WILMINGTON – Well, at least the Bruins won’t have to face the proverbial ‘wounded animal’ Wednesday night when they visit Pittsburgh. The Penguins had lost three in a row before they beat the Carolina Hurricanes on Monday night.
So now there’s one less bit of motivation that Sidney Crosby and his flock have at their backs for the upcoming rematch of last season’s Eastern Conference finals. That doesn’t mean Pittsburgh won’t be out for some measure of revenge against the team that swept them one round shy of the Stanley Cup finals last June.
“You know it happened a while ago. At the same, their goal was to win the Stanley Cup that year and we ended that,” Bruins defenseman Torey Krug said Monday before departing with his teammates for the Steel City. “So obviously they want to prove something. … I’m sure they’re going to be coming out flying, especially in their home rink. Hopefully we can match that.”

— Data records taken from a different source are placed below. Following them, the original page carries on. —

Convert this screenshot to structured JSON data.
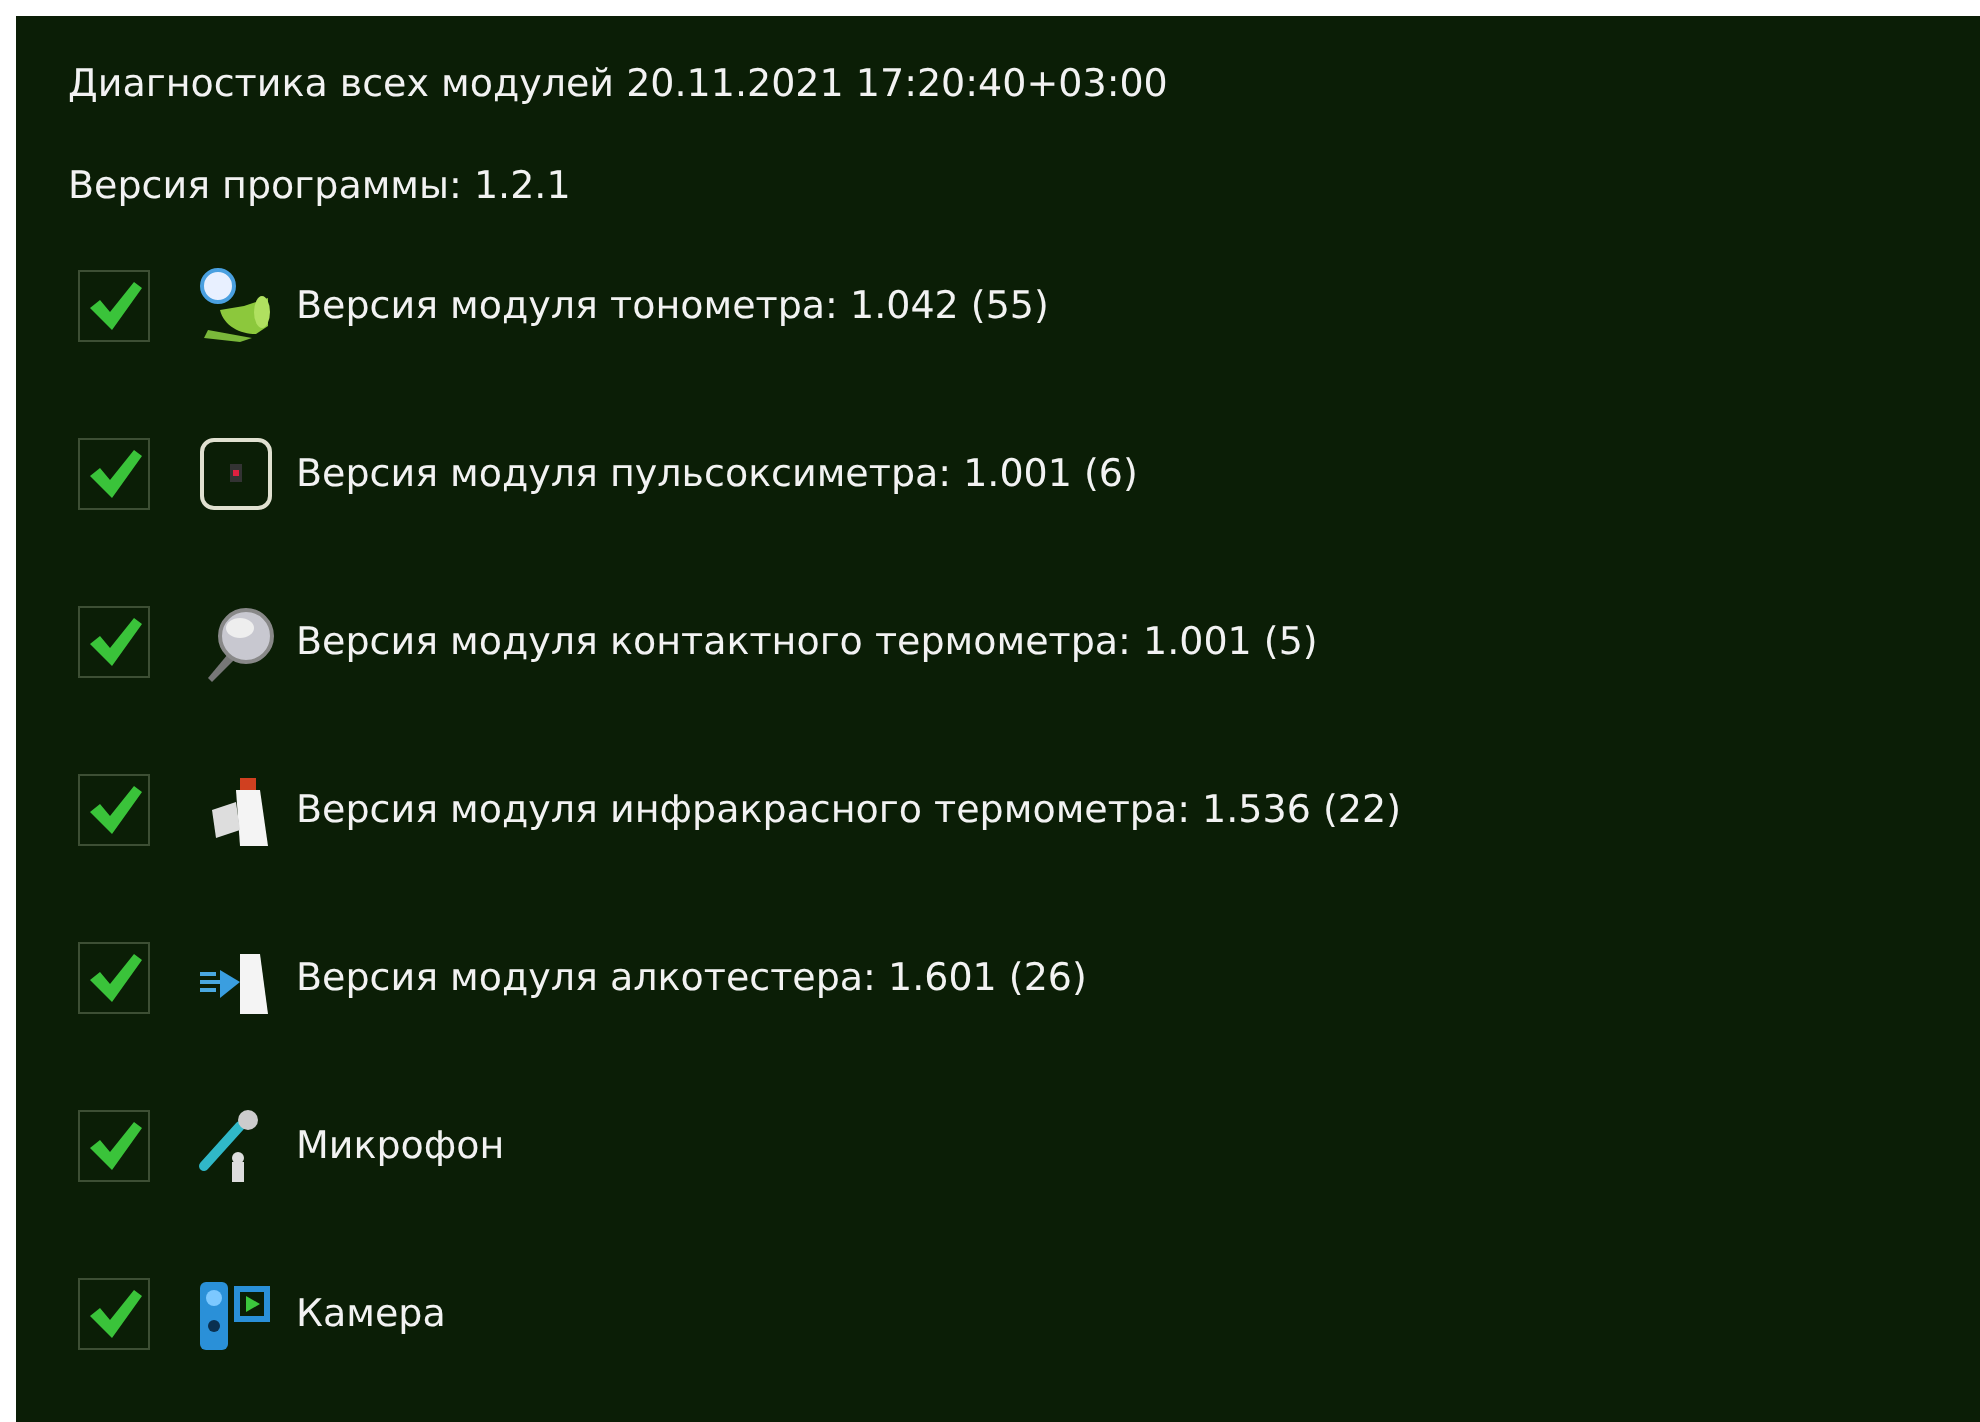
{
  "title": "Диагностика всех модулей 20.11.2021 17:20:40+03:00",
  "program_version": "Версия программы: 1.2.1",
  "modules": [
    {
      "kind": "tonometer",
      "label": "Версия модуля тонометра:  1.042 (55)",
      "checked": true
    },
    {
      "kind": "oximeter",
      "label": "Версия модуля пульсоксиметра:  1.001 (6)",
      "checked": true
    },
    {
      "kind": "thermometer",
      "label": "Версия модуля контактного термометра:  1.001 (5)",
      "checked": true
    },
    {
      "kind": "ir_thermometer",
      "label": "Версия модуля инфракрасного термометра:  1.536 (22)",
      "checked": true
    },
    {
      "kind": "breathalyzer",
      "label": "Версия модуля алкотестера:  1.601 (26)",
      "checked": true
    },
    {
      "kind": "microphone",
      "label": "Микрофон",
      "checked": true
    },
    {
      "kind": "camera",
      "label": "Камера",
      "checked": true
    }
  ]
}
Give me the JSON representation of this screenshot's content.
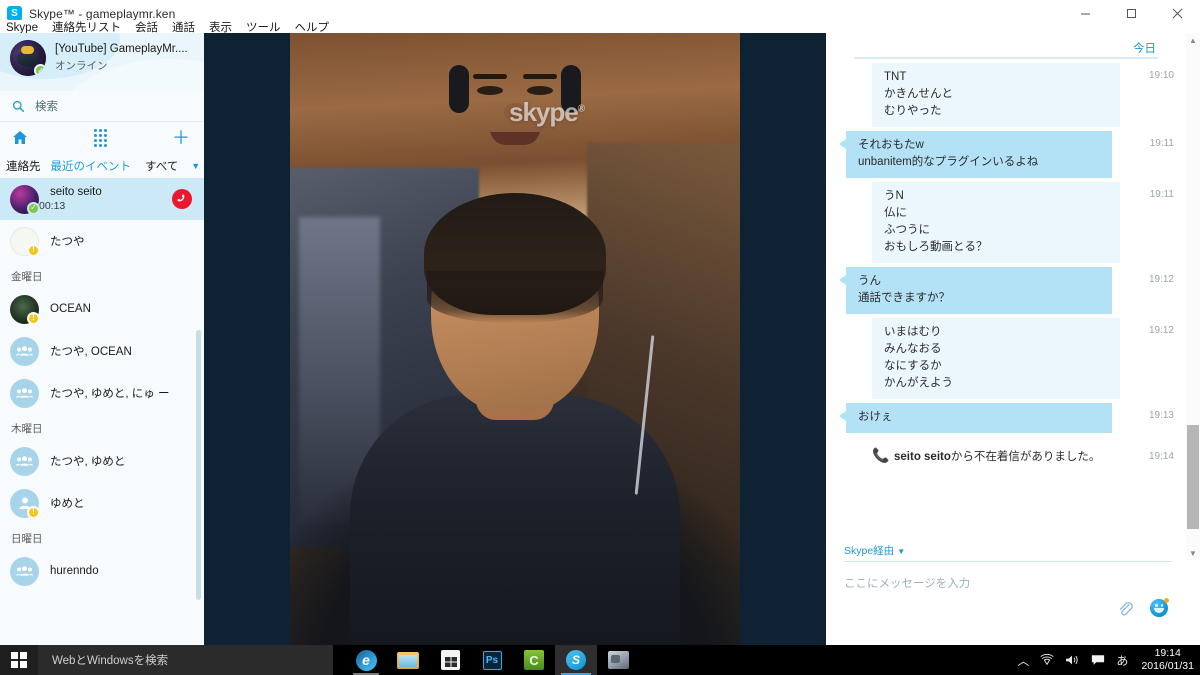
{
  "window": {
    "title": "Skype™ - gameplaymr.ken",
    "logo_letter": "S",
    "controls": {
      "minimize": "minimize-icon",
      "maximize": "maximize-icon",
      "close": "close-icon"
    }
  },
  "menubar": {
    "items": [
      "Skype",
      "連絡先リスト",
      "会話",
      "通話",
      "表示",
      "ツール",
      "ヘルプ"
    ]
  },
  "sidebar": {
    "me": {
      "name": "[YouTube] GameplayMr....",
      "status": "オンライン",
      "presence": "online"
    },
    "search": {
      "placeholder": "検索",
      "icon": "search-icon"
    },
    "tools": {
      "home": "home-icon",
      "dialpad": "dialpad-icon",
      "add": "add-contact-icon"
    },
    "tabs": [
      {
        "label": "連絡先",
        "active": false
      },
      {
        "label": "最近のイベント",
        "active": true
      }
    ],
    "filter": {
      "label": "すべて",
      "caret": "chevron-down-icon"
    },
    "list": [
      {
        "type": "conversation",
        "name": "seito seito",
        "sub": "00:13",
        "avatar": "photo-purple",
        "presence": "online",
        "selected": true,
        "action": "hangup-button"
      },
      {
        "type": "conversation",
        "name": "たつや",
        "sub": "",
        "avatar": "photo-sheep",
        "presence": "away",
        "selected": false
      },
      {
        "type": "daygroup",
        "label": "金曜日"
      },
      {
        "type": "conversation",
        "name": "OCEAN",
        "sub": "",
        "avatar": "photo-dark",
        "presence": "away",
        "selected": false
      },
      {
        "type": "conversation",
        "name": "たつや, OCEAN",
        "sub": "",
        "avatar": "group",
        "presence": "",
        "selected": false
      },
      {
        "type": "conversation",
        "name": "たつや, ゆめと, にゅ ー",
        "sub": "",
        "avatar": "group",
        "presence": "",
        "selected": false
      },
      {
        "type": "daygroup",
        "label": "木曜日"
      },
      {
        "type": "conversation",
        "name": "たつや, ゆめと",
        "sub": "",
        "avatar": "group",
        "presence": "",
        "selected": false
      },
      {
        "type": "conversation",
        "name": "ゆめと",
        "sub": "",
        "avatar": "person",
        "presence": "away",
        "selected": false
      },
      {
        "type": "daygroup",
        "label": "日曜日"
      },
      {
        "type": "conversation",
        "name": "hurenndo",
        "sub": "",
        "avatar": "group",
        "presence": "",
        "selected": false
      }
    ]
  },
  "video": {
    "watermark": "skype",
    "watermark_sup": "®",
    "background_color": "#0f2233"
  },
  "chat": {
    "day_divider": "今日",
    "messages": [
      {
        "dir": "in",
        "text": "TNT\nかきんせんと\nむりやった",
        "time": "19:10"
      },
      {
        "dir": "out",
        "text": "それおもたw\nunbanitem的なプラグインいるよね",
        "time": "19:11"
      },
      {
        "dir": "in",
        "text": "うN\n仏に\nふつうに\nおもしろ動画とる？",
        "time": "19:11"
      },
      {
        "dir": "out",
        "text": "うん\n通話できますか？",
        "time": "19:12"
      },
      {
        "dir": "in",
        "text": "いまはむり\nみんなおる\nなにするか\nかんがえよう",
        "time": "19:12"
      },
      {
        "dir": "out",
        "text": "おけぇ",
        "time": "19:13"
      }
    ],
    "system_message": {
      "icon": "phone-icon",
      "bold_part": "seito seito",
      "rest": "から不在着信がありました。",
      "time": "19:14"
    },
    "compose": {
      "via_label": "Skype経由",
      "via_caret": "chevron-down-icon",
      "placeholder": "ここにメッセージを入力",
      "attach_icon": "paperclip-icon",
      "emoji_icon": "emoji-icon"
    },
    "scrollbar": {
      "up": "chevron-up-icon",
      "down": "chevron-down-icon"
    }
  },
  "taskbar": {
    "start": "windows-start-icon",
    "search_placeholder": "WebとWindowsを検索",
    "apps": [
      {
        "name": "edge",
        "icon": "edge-icon",
        "state": "open"
      },
      {
        "name": "file-explorer",
        "icon": "folder-icon",
        "state": "idle"
      },
      {
        "name": "store",
        "icon": "store-icon",
        "state": "idle"
      },
      {
        "name": "photoshop",
        "icon": "photoshop-icon",
        "state": "idle"
      },
      {
        "name": "camtasia",
        "icon": "camtasia-icon",
        "state": "idle"
      },
      {
        "name": "skype",
        "icon": "skype-icon",
        "state": "active"
      },
      {
        "name": "misc-app",
        "icon": "misc-app-icon",
        "state": "idle"
      }
    ],
    "tray": {
      "chevron": "chevron-up-icon",
      "network": "wifi-icon",
      "volume": "speaker-icon",
      "action_center": "action-center-icon",
      "ime": "あ",
      "time": "19:14",
      "date": "2016/01/31"
    }
  }
}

The Bruins are in a precarious position after letting the New Jersey Devils steal two points in the Garden Saturday night. So now they’re in a position where they have to play in Pittsburgh on Wednesday and then come back to Boston to face Anaheim Thursday. Anything less than the Bruins’ best effort and that loss to the Devils could snowball into a losing streak that could cost Boston important ground in the Atlantic Division.
Adversity has come to the Bruins in more forms than just the schedule. Just when Loui Eriksson was starting to fit in, he goes out with a concussion. Now that the Bruins’ schedule has graduated to the varsity level in terms of quality of opponent, they’re going to have to get by without one of their best players.
So now it’s up to the Bruins to kick off this difficult stretch by showing the Penguins that last season wasn’t a fluke. Sure, there’s a chance Crosby or Evgeni Malkin will score a goal (something they failed to do in those four games last June). But the Bruins can counter with a rejuvenated Jarome Iginla, who downplayed his Pittsburgh return Monday, and the rest of a team that still fancies itself the cream of the Eastern Conference. Pittsburgh, of course, is still overflowing with high-price, Olympic-quality talent.
The new NHL alignment means that this game isn’t going to affect playoff positioning. And nothing short of another matchup in the Stanley Cup semifinals can match the intensity of last season. Still the Bruins have to use this early-season test to determine how well they match up against a team that could be in their way again come June.